MAKASSAR, RAKYATSULSEL - Pemerintah Provinsi Sulawesi Selatan beralasan, tunggakan pembayaran dana bagi hasil (DBH) ke kabupaten dan kota dipicu oleh beban keuangan daerah pada 2024 sangat berat.
Tak ada pilihan bagi Pemprov Sulsel selain mengorbankan sejumlah item penganggaran untuk "menyelamatkan" agenda keuangan yang lebih penting dan mendesak. Salah satu kegiatan yang menguras dana daerah adalah pelaksanaan pemilihan kepala daerah serentak, 27 November 2024.
Kepala Badan Keuangan dan Aset Daerah (BKAD) Sulawesi Selatan, Salehuddin blak-blakan mengenai kendala utama sehingga dana bagi hasil 2024 hingga saat ini belum disalurkan kepada kabupaten dan kota. Pemicunya, kata dia, transfer DBH tersebut ditunda tahun lalu karena terbatasnya anggaran di Pemprov Sulsel.
"Kami harus memilih mengutamakan beberapa program yang butuh dana besar sehingga pembayaran DBH terpaksa kami tunda," ujar Salehuddin di kantor Dewan Perwakilan Rakyat Daerah Sulawesi Selatan, Senin (13/1/2025).
Menurut dia, pada tahun 2024, beban keuangan sangat pelik karena alokasi anggaran untuk pemilihan kepala daerah serentak menelan Rp 680 miliar. Selain itu, masih terdapat utang-utang kepada pihak ketiga yang merupakan tunggakan 2023 yang menyeberang ke 2024 sebesar Rp Rp 679 miliar.
Salehuddin mengatakan, pihaknya sangat sadar ada anggaran DBH yang harus juga dipenuhi. Namun, kata dia, pihaknya harus memilih satu dari tiga hal tersebut untuk menunda pembayarannya lebih dahulu.
"Jadi pilihan harus korbankan satu. Apakah pilkada yang korbankan, pembayaran pihak ketiga atau DBH. Akhirnya kami putuskan menunda pembayaran DBH," beber Salehuddin.
"Ini pilihan. Setelah kami berunding dengan TAPD dan Penjabat Gubernur, pilihannya jatuh kepada DBH yang tunda dulu," sambung dia.
Pilihan yang dilema tersebut, kata Salehuddin, harus dihadapi. Toh, kata dia, keputusan menunda transfer DBH itu tidak serta merta dilakukan.
"Kami melakukan perencanaan yang matang untuk prioritas nanti pada penganggaran selanjutnya," tutur dia.

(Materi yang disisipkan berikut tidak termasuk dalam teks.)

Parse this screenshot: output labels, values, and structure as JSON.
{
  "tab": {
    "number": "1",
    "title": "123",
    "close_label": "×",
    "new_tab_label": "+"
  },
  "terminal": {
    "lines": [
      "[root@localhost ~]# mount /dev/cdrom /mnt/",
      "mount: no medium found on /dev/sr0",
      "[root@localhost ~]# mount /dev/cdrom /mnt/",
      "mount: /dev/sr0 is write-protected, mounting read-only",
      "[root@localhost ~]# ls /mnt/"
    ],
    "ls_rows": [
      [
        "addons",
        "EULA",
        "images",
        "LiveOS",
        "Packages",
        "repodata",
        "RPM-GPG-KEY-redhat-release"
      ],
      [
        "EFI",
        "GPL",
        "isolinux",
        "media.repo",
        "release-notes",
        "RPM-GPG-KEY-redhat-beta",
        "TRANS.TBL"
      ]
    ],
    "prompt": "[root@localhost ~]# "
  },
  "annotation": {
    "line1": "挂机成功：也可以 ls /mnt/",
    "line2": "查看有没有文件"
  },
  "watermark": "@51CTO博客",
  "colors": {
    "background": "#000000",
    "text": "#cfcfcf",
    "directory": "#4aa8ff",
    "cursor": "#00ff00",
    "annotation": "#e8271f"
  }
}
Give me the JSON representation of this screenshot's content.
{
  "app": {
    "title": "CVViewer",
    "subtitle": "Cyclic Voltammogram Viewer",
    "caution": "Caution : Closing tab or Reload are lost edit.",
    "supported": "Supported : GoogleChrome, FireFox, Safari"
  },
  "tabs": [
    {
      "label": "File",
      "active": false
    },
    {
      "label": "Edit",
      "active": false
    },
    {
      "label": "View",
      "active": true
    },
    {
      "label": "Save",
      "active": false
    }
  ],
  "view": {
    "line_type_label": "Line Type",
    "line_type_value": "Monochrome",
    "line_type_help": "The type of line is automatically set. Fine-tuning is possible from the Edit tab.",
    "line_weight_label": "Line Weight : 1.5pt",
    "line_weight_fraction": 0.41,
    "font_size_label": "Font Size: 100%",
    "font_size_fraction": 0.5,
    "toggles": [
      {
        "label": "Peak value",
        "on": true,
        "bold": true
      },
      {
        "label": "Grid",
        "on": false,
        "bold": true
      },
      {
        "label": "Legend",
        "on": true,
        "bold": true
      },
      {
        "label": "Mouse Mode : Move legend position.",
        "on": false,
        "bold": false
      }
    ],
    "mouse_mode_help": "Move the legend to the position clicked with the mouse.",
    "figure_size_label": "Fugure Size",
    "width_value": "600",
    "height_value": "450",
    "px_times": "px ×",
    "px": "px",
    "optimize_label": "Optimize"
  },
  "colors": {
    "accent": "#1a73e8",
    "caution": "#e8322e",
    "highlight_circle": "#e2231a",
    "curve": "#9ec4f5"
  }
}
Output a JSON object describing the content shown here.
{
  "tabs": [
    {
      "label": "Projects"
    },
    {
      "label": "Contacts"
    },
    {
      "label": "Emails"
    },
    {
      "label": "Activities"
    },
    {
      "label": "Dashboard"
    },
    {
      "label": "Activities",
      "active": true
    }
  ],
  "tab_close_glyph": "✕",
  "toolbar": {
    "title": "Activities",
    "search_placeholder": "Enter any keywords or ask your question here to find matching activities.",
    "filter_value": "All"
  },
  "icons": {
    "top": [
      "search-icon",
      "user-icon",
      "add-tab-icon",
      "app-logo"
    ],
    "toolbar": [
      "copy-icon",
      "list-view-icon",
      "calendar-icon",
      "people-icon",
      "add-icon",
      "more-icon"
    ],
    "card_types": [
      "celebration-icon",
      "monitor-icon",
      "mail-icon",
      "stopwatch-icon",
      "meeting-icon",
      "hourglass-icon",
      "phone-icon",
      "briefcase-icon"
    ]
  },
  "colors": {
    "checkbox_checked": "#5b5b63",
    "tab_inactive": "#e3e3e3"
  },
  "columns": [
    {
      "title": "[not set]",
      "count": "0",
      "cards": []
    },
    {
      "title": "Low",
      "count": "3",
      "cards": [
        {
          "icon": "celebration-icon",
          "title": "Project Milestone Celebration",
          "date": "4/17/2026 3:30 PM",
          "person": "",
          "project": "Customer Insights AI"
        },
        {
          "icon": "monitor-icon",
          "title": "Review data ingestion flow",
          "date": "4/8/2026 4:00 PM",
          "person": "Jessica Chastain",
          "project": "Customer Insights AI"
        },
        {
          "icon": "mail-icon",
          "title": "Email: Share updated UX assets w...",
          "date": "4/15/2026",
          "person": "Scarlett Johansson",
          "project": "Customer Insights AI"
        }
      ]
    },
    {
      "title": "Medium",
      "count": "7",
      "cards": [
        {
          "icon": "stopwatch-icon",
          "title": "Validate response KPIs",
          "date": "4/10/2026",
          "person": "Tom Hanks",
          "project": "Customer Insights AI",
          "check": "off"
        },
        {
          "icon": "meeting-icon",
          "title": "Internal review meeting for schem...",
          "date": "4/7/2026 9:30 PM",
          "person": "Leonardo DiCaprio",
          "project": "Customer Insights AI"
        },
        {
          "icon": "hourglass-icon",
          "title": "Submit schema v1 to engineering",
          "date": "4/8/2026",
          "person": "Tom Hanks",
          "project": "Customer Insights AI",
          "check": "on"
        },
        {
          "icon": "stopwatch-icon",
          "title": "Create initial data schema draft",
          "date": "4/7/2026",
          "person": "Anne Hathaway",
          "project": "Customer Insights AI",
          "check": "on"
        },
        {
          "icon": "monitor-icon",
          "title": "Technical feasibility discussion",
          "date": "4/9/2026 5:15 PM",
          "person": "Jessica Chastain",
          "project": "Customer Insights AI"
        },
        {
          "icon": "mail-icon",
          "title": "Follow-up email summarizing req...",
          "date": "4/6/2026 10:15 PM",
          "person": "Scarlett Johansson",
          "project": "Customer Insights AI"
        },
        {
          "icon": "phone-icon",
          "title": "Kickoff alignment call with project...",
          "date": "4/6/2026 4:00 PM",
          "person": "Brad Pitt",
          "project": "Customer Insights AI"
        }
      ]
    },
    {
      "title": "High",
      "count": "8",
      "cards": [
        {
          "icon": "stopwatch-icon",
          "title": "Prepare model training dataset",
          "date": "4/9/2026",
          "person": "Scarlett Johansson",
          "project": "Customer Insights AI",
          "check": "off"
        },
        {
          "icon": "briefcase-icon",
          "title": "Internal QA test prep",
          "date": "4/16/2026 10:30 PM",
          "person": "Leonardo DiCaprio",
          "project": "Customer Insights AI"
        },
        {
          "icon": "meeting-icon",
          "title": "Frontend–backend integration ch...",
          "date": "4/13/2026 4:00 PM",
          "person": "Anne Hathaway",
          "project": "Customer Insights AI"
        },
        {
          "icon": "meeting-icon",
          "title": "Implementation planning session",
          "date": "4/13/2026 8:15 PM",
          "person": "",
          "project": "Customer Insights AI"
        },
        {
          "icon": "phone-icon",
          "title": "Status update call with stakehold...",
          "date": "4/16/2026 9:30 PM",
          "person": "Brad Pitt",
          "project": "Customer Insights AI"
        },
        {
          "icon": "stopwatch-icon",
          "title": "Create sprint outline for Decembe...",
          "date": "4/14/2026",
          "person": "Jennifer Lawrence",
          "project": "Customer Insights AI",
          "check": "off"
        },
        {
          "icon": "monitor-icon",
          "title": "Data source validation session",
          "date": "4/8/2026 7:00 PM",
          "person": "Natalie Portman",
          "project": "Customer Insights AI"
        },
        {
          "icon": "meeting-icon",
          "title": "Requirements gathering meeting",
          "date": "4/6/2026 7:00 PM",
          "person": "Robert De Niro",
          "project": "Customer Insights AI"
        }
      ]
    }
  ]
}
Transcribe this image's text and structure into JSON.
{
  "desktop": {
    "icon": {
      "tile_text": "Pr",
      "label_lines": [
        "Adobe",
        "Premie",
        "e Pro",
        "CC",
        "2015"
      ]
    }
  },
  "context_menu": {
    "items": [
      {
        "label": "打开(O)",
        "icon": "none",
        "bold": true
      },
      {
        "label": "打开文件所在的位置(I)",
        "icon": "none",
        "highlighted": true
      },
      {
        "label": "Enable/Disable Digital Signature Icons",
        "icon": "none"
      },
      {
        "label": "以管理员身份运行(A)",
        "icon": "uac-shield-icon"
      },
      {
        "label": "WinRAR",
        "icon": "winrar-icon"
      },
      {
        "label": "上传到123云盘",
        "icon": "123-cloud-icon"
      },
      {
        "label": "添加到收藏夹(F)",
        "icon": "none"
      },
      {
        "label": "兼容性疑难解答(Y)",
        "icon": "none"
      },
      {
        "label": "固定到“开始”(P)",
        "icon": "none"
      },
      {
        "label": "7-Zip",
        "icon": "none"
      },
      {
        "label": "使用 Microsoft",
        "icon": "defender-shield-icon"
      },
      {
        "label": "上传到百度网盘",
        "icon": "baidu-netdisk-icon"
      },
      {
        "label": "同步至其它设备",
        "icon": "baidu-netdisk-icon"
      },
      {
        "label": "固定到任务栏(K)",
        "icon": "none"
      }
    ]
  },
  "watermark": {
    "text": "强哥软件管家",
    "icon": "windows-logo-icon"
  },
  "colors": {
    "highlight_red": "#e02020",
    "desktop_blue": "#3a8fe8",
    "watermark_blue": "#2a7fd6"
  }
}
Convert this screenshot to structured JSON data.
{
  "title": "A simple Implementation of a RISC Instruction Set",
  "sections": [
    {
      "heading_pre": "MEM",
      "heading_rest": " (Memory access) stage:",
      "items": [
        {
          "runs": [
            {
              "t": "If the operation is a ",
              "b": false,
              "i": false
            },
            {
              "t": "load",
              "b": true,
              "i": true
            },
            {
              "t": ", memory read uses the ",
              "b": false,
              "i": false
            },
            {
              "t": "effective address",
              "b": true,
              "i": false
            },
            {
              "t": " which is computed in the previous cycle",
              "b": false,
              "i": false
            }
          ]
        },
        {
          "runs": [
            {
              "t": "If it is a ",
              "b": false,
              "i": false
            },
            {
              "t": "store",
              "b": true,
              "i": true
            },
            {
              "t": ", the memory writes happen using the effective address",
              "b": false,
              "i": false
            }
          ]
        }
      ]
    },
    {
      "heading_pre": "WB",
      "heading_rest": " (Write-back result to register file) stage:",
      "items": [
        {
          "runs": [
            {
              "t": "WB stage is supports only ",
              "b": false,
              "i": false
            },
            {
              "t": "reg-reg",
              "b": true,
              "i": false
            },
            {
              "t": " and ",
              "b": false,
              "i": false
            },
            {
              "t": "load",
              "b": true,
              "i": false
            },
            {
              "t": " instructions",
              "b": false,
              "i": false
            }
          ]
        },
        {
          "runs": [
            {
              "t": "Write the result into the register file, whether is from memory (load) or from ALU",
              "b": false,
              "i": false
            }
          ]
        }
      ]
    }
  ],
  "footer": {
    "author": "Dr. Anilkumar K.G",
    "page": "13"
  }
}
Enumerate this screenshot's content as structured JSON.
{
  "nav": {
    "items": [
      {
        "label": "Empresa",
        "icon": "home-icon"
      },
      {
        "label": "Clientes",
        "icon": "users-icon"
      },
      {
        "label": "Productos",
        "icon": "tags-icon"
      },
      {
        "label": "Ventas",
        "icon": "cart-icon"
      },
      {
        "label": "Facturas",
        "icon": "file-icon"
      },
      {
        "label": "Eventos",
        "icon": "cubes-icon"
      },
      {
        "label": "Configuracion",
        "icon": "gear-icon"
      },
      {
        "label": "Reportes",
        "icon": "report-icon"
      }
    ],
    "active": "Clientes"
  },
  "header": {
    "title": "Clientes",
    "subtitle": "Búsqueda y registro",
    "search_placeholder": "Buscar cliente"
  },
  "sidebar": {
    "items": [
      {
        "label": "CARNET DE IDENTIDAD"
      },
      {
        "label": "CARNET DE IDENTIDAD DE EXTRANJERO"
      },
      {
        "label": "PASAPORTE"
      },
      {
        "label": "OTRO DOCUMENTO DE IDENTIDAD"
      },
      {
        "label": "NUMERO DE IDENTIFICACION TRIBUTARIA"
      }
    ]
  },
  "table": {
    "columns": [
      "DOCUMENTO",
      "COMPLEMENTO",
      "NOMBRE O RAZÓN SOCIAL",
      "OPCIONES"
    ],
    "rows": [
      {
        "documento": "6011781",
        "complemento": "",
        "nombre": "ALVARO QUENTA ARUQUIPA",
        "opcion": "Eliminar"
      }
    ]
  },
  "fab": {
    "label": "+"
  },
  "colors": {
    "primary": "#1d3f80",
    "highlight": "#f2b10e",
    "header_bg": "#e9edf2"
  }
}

Salehuddin menjelaskan, persoalan DHB sebenarnya sudah dimulai pada 2023 yang saat itu selama tiga bulan tidak sempat dibayarkan yakni Oktober, November, dan Desember. Itu sebabnya, pada anggaran 2024, baru dibayarkan untuk tiga bulan tersebut.
"Jadi Oktober, November, Desember 2023 kami bayarkan di tahun berikutnya," beber dia.
Pada 2024, seluruh kabupaten dan kota telah dilunasi hingga bulan Mei. Adapun pada Juni, hanya empat daerah yang lunas karena anggarannya hanya cukup untuk daerah tersebut yakni Takalar, Pinrang, Sidrap, dan Luwu Utara.
Salehuddin mengatakan, pada APBD 2025, pihaknya telah mengalokasikan anggaran sebesar rp 1,9 triliun untuk membayar DBH tahun 2024 dan tahun ini.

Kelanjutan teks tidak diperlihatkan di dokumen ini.